In 2010 is de Wet Versterking Besturing ingevoerd. Door de introductie van artikel 7.42a WHW heeft zij universiteiten en hogescholen de bevoegdheid gegeven studenten heen te zenden op grond van gedragingen of uitlatingen waarmee ze blijk geven van beroepsongeschiktheid of ongeschiktheid voor de praktische beroepsvoorbereiding (tabel 1). Daarnaast strekt het tuchtrecht van universiteiten en hogescholen zich tot twee andere misdragingen van studenten uit: examenfraude (7.12b lid 2 WHW) en overlast (7.57h WHW).

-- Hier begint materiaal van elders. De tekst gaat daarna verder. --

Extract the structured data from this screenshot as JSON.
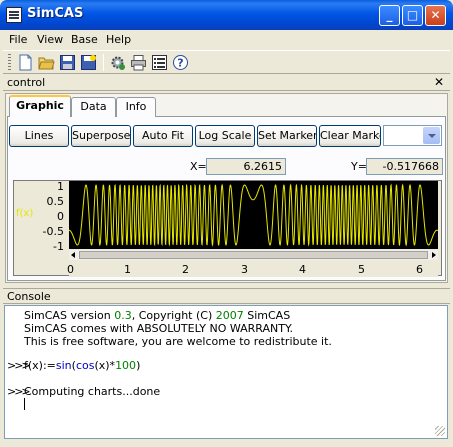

De faculteiten Geneeskunde ervaren de grenzen van artikel 7.42a, zoals getrokken door de wetgever, als een keurslijf. Zij willen zelf bepalen op grond van welke criteria studenten wegens vermeende beroepsongeschiktheid kunnen worden geweigerd of heengezonden en ze zijn zelfs geneigd om de grenzen van de wet op te zoeken om bij de rechter rekkelijker jurisprudentie uit te lokken. Zie bijvoorbeeld Timmermans (2023) en Harbers (2022) [en de tegenwerpingen van Dijkgraaf (2022)]. In deze case study worden drie supplementaire maatregelen behandeld die door één van de geneeskundefaculteiten in den lande zijn geïntroduceerd om de grenzen van artikel 7.42a op te rekken:
- (SM1) ongelijke behandeling ten nadele van studenten met een functiebeperking;
- (SM2) criminalisering van lichte misdragingen; en
- (SM3) tussentijdse opschorting van onderwijs- en examenrechten.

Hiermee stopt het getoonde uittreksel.